Question: I have owned a leasehold flat - one of 36 flats in three small blocks - since October and have now had a letter from the management company saying they intend to contract decorators for £15,120 to do external work. They say it's the third notice in the consultation procedure, and their chosen firm was not listed on the statement of estimates issued in June 2012.
The work includes painting outside woodwork on the blocks, including windows, communal entrance doors, fascias, soffits, bin store and fences, and most of the cost is for "access equipment" as the blocks are three storeys high. The windows are all plastic double glazed and there are only three sets of double doors, so the cost seems excessive.
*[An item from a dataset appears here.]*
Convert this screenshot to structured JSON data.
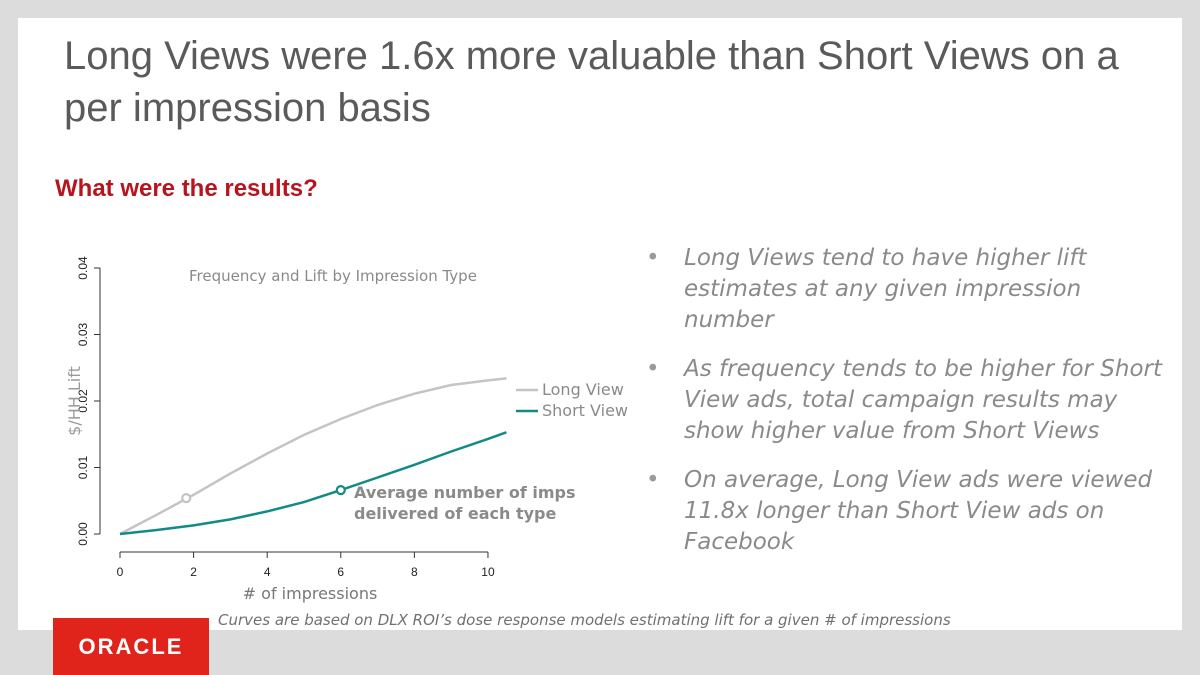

Should I query it?
Answer: Without seeing the consultation notices, it is hard to say whether the landlord consulted correctly. If they didn't, they may be limited to a £250 contribution per flat.
The earlier notices and proposed works should have been brought to your attention by the seller of the flat. If they were not, the seller could be liable to you for misrepresentation. If the landlord served the notices on your seller, you cannot argue you should not be bound by them, even if your seller didn't tell you about them.
The landlord can only recover "reasonably incurred" service charges. Painting uPVC windows that don't need it is likely to be deemed unreasonable. But if the other parts need work, there is no cheaper way of doing it, and the estimate is not unreasonably high for the work involved, it will be "reasonable" and you must pay your share as defined in your lease. You could get quotes yourself for the work and if they are much lower than the landlord's, you could possibly challenge the charges' reasonableness in the First-tier Tribunal (Property Chamber).